While I appreciate the OP, and anyone who makes the attempt to present an argument in the form of an essay ...

I certainly hope that there are stylistic indicators for "Snarfness" that are more than just "amount of verbiage."

I mean ... How is Snarf like Tolstoy?

...no one bothers to read either.
 

The broader issue is people assuming all roleplaying games should fit a specific mold. I don't see why roleplaying game as a label should be more specific than video game, board game or card game.
I think you were on to something at first, but that comparison doesn’t hold up under closer scrutiny. “Card game,” “board game,” and “video game” describe form — the physical or digital medium that defines how they’re presented and played. “Roleplaying game,” by contrast, describes function more than anything else. It can apply to anything from Gloomhaven to Fiasco to Baldur’s Gate.

To be fair, I don't feel that this is a "problem" requiring a solution; and I don't believe I actually suggested one. But I think it deserves a little more awareness on occasion, and maybe a little deeper consideration. Or maybe not, considering how strongly (surprisingly) people seem to be feeling about it.

However this does make me wonder: should we consider that a Baseball player is also a Football player because, you know, they're both "sports"? 🤔
 

I think you were on to something at first, but that comparison doesn’t hold up under closer scrutiny. “Card game,” “board game,” and “video game” describe form — the physical or digital medium that defines how they’re presented and played. “Roleplaying game,” by contrast, describes function more than anything else. It can apply to anything from Gloomhaven to Fiasco to Baldur’s Gate.

To be fair, I don't feel that this is a "problem" requiring a solution; and I don't believe I actually suggested one. But I think it deserves a little more awareness on occasion, and maybe a little deeper consideration. Or maybe not, considering how strongly (surprisingly) people seem to be feeling about it.

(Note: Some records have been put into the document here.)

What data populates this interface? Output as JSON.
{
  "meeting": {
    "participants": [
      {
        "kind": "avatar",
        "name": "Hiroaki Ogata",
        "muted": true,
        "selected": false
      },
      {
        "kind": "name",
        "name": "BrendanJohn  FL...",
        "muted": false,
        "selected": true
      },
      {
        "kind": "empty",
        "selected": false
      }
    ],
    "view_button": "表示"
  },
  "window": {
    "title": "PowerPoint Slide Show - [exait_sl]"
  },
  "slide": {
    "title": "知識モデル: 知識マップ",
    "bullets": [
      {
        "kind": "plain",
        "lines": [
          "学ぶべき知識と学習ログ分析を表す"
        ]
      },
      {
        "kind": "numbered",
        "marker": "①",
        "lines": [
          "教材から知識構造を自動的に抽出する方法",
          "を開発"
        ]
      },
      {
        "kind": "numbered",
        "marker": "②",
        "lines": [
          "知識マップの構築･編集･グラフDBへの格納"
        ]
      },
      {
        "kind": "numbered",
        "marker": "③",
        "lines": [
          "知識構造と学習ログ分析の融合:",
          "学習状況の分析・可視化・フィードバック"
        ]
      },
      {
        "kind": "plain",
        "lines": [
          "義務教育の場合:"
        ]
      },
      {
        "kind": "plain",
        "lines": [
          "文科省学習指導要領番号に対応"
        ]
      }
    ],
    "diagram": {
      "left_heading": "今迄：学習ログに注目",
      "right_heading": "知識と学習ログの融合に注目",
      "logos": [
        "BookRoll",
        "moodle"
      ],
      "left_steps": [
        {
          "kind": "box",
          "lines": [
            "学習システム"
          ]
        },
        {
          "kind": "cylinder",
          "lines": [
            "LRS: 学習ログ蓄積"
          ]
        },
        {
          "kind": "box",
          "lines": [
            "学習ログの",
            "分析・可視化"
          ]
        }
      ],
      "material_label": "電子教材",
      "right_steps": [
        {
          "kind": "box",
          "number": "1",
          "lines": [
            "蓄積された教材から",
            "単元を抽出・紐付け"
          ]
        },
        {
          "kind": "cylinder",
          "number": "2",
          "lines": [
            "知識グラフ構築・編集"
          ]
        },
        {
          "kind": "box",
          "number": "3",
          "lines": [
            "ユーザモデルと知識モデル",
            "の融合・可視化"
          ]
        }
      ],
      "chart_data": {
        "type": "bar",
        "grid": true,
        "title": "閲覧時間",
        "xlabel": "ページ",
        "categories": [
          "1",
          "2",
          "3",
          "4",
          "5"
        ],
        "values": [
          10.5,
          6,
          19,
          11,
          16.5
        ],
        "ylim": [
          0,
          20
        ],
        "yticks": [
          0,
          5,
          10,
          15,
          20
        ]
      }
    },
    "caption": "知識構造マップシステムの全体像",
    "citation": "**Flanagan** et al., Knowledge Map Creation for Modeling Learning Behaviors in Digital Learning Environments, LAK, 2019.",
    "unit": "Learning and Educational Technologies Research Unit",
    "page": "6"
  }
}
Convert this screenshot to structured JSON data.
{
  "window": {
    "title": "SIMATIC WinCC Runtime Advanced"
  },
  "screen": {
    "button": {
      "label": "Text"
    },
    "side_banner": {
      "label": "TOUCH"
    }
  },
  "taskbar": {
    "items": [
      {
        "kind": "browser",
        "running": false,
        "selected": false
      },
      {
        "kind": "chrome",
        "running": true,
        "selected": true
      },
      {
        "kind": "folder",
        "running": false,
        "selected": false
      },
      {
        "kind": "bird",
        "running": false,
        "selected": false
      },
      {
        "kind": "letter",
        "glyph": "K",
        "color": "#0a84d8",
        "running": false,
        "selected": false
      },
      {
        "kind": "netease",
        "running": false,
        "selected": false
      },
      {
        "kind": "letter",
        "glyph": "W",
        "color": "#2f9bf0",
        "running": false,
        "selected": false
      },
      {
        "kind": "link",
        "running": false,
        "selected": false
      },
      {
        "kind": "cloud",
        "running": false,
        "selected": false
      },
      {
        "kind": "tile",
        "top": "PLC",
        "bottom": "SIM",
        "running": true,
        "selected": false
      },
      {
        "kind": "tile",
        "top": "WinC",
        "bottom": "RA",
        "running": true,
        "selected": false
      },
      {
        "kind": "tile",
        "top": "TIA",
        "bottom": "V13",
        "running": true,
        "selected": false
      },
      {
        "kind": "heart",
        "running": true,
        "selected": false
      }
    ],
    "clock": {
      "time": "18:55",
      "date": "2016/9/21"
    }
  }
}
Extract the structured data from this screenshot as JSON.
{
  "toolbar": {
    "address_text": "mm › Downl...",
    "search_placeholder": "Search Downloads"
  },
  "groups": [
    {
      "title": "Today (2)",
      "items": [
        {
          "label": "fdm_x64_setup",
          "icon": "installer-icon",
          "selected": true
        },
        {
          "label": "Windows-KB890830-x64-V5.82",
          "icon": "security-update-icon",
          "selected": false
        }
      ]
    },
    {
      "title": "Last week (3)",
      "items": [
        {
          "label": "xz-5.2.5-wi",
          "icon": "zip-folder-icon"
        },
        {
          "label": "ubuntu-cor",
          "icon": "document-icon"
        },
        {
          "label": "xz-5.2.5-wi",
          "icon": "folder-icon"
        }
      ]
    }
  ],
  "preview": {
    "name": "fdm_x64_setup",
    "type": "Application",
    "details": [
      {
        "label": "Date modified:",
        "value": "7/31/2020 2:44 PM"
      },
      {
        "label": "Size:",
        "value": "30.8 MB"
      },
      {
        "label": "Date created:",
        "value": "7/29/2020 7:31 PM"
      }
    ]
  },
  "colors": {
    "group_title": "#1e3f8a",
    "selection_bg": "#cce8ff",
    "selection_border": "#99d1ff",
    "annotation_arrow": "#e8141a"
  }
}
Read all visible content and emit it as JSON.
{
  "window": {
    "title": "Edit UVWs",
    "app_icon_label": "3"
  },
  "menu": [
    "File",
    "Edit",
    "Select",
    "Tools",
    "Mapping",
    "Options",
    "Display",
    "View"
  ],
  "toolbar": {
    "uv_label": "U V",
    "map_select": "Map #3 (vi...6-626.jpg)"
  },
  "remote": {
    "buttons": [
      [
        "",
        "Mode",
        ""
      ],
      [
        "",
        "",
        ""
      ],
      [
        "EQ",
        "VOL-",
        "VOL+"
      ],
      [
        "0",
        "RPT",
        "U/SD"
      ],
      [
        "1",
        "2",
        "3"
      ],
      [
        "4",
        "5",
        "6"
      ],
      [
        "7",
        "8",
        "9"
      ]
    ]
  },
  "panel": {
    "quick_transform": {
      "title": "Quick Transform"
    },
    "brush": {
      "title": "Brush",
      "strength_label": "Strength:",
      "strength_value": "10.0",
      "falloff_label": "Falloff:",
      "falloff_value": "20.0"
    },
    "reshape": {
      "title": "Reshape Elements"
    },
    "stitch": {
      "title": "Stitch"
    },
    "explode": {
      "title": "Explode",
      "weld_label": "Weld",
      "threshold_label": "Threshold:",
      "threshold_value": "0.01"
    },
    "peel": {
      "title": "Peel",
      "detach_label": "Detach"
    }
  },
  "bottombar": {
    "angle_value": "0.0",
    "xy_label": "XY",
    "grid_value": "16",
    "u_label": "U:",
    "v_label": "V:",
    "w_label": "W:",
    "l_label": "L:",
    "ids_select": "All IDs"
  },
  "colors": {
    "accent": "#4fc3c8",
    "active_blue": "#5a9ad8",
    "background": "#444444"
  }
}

However this does make me wonder: should we consider that a Baseball player is also a Football player because, you know, they're both "sports"? 🤔
Yeah, I don't believe "sports" and "rpg" are the same level of generalization (though both generalize of course).
 

However this does make me wonder: should we consider that a Baseball player is also a Football player because, you know, they're both "sports"? 🤔
They're sportspeople, jocks, athletes, or whatever because both of those games are sports/athletics. Just as we'd call Traveller players, D&D players, Masks players, and Warhammer Fantasy Role Playing players RPGers.
 

However this does make me wonder: should we consider that a Baseball player is also a Football player because, you know, they're both "sports"? 🤔
Is a football player a football player or a soccer player?

Is a video game something I play in an arcade, or a computer, on a console, or on a phone?